Taking a Walk - Exploring your Youth and your Inside and Outside Worlds - Here is a Game You Can Play - Meet My Friend John
You’ll never know what you will uncover, discover and the friendships you’ll strengthen when you “Take a Walk”. This exercise will certainly enhance the art of conversation. Who knows, this could replace “texting”?
Taking a Walk
My pet expression “Take a Walk” is a metaphor for mentally exploring your youth or past for good and positive memories, snippets, images that pop into your mind, flashbacks, like pictures falling out of an overstuffed photo album. You pick it up and say “I remember that. Wasn’t that a good or defining time in my life?” It could also be a memory that you would like to have in the future. In my prison ministry, I use this exercise to get my inmate friends to reminisce and think positive. I say, “For your homework for our next session, walk out the door of your house or apartment as a kid. Go down the walkway and turn right or left at the sidewalk and walk around the block. Think about things you see on your excursion. Or, think about any good memories from your childhood or youth. You may remember things you have totally forgotten. Recalling good memories or ones you would like to have, is a way of starting a habit of looking for the positive, filling up your photo album, and creating hope in your life.”
My friend John, who is immortalized in my story “Mirror Talk” in my newest memoir Inside and Outside, said at the restaurant last night that he had been thinking about my volunteer prison program and the exercise “Take a Walk”. He said it would make a good parlor game. Every body would be asked to think of about four good nostalgic things or images in their past. The participants would take turns, one at a time, telling their little stories, snippets and flashbacks. As they were told, the other participants might be reminded of even a better short tale to tell. After making the rounds, the participants could vote on the best stories.

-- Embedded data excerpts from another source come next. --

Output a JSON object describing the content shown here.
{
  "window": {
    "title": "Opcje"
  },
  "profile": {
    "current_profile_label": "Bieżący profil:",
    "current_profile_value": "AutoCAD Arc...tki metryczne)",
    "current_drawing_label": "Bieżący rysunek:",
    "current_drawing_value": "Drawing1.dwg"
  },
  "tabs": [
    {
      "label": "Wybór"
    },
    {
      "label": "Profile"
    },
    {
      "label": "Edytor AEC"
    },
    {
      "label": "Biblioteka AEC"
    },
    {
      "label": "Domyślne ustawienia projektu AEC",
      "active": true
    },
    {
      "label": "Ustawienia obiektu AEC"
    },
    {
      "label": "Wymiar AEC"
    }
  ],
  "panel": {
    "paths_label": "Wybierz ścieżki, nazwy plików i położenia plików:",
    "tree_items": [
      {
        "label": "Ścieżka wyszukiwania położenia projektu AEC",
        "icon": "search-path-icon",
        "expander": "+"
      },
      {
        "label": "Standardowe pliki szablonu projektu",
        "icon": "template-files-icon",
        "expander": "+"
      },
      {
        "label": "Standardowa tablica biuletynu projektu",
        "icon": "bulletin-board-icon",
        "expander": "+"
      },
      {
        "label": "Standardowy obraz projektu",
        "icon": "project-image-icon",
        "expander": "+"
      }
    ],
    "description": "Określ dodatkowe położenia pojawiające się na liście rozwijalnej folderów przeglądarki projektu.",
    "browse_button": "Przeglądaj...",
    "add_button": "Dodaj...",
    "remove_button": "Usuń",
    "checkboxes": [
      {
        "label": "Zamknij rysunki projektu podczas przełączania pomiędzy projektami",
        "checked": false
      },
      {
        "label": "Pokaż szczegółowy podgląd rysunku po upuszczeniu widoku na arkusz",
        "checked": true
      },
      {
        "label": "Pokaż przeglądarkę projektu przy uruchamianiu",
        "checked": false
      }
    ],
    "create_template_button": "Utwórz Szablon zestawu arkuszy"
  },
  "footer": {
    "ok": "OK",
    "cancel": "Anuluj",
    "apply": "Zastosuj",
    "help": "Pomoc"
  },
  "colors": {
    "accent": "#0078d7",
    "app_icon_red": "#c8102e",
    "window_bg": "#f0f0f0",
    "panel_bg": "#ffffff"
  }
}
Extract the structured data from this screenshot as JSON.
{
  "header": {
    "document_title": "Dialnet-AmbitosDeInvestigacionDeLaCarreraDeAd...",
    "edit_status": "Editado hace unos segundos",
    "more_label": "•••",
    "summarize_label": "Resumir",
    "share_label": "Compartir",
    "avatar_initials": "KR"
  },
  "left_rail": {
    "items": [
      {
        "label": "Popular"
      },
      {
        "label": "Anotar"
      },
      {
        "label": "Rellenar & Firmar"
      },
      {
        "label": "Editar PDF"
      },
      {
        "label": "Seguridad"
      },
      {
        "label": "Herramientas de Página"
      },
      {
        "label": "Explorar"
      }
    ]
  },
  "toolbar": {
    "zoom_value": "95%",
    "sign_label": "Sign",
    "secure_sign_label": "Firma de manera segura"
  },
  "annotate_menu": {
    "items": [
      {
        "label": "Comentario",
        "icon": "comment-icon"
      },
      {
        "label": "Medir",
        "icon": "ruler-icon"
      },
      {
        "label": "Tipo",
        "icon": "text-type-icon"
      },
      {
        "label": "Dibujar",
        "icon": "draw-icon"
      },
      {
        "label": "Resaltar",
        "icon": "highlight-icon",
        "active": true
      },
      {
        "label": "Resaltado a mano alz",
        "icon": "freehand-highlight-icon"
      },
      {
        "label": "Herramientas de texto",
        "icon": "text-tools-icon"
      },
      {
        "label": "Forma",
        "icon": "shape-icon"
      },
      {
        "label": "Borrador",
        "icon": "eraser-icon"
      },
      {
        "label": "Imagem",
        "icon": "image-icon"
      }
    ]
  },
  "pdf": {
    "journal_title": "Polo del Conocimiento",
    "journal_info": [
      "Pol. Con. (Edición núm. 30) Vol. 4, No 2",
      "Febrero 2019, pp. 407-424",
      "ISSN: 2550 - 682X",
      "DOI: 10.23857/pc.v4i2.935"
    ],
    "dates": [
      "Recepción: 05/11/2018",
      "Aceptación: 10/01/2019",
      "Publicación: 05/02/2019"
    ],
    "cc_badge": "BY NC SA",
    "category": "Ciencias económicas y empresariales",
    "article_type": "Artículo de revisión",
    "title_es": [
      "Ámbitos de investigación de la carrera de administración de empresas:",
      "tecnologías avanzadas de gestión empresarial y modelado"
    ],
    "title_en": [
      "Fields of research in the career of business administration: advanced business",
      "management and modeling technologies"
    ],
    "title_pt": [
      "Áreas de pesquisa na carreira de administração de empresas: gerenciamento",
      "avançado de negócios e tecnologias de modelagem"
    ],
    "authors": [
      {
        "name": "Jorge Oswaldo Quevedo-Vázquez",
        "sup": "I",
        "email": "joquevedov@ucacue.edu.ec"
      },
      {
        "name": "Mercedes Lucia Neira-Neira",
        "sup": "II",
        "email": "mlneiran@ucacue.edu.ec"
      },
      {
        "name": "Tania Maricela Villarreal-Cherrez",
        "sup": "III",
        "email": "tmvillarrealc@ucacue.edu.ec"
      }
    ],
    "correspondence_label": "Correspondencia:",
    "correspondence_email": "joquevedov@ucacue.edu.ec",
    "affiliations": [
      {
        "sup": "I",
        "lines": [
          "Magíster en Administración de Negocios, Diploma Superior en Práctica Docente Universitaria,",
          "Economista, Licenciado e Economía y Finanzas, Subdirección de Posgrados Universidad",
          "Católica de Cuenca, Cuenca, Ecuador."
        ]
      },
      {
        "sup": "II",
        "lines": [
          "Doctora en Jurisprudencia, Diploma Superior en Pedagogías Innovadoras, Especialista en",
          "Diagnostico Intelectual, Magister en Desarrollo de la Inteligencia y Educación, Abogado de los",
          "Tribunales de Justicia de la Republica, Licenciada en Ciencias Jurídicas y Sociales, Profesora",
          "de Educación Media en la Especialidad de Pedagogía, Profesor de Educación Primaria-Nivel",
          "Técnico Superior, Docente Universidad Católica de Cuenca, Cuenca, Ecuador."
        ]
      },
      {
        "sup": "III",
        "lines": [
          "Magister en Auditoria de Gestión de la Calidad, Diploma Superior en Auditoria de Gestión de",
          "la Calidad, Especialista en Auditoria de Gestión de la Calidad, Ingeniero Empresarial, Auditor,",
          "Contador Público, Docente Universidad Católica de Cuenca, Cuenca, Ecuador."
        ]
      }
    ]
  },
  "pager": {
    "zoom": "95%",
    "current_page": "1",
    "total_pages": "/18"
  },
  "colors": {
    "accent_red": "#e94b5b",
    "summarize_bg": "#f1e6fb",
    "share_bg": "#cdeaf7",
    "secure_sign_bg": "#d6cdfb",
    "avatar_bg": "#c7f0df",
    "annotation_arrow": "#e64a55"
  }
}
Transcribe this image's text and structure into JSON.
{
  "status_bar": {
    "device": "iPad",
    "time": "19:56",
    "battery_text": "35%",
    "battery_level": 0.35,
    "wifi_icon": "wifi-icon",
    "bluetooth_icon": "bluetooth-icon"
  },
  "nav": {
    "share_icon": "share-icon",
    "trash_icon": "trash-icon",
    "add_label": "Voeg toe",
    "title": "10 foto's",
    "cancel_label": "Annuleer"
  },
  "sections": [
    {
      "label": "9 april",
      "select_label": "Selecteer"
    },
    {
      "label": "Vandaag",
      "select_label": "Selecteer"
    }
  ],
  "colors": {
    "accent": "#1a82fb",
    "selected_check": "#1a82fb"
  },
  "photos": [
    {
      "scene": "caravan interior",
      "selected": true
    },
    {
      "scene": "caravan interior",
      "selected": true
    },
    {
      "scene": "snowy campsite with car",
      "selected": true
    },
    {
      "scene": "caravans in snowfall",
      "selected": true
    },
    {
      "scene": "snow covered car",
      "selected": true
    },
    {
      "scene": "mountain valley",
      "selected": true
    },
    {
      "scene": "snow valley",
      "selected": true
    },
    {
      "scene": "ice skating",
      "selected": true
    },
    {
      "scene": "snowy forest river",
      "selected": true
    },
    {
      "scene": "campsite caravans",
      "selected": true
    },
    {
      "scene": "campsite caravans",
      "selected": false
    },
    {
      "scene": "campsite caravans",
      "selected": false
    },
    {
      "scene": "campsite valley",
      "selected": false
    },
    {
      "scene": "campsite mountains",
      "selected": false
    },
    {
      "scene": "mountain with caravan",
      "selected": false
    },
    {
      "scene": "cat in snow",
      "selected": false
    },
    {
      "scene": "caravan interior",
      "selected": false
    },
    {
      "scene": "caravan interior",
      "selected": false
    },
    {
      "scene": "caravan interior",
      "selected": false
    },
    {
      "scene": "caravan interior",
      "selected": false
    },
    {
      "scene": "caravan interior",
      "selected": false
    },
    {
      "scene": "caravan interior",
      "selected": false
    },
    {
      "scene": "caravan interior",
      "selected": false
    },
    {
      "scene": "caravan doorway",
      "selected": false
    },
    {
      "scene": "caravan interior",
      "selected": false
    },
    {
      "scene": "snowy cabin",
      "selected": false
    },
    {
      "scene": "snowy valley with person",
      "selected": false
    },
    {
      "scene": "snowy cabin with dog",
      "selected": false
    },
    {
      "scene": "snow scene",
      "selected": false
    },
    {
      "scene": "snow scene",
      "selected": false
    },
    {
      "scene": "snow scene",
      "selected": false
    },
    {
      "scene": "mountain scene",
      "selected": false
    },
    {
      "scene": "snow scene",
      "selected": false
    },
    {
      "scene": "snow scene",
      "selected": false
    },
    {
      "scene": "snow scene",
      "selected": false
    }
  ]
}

As our wives talked on about the things they always talk about, John and I started reciting our little remembrances (painting pictures with words, another one of my favorite expressions). I talked about the tar bubbles that grew on the side of the street on a bright hot summer day before they invented blacktop, when they used tar and gravel and a steam roller for re-surfacing the rural roads. The tar bubbles were full of hot water, which when poked with a finger or stick, would emit a jet of liquid and steam as the bubble collapsed. John talked about his childhood fear, and the incessant teasing he endured, of crossing a hot concrete road in Georgia in his bare feet. The conversation turned to the movie “10” with Dudley Moore and Bo Derek and the beach scene with old duffers, drinks in hand, being ferried piggyback from the resort hotel lobby to beach chairs at the water’s edge across the scalding hot volcanic sand. It felt so good to ruminate on these images. It turned into a long evening. A first! Last night, I think we actually out talked our wives.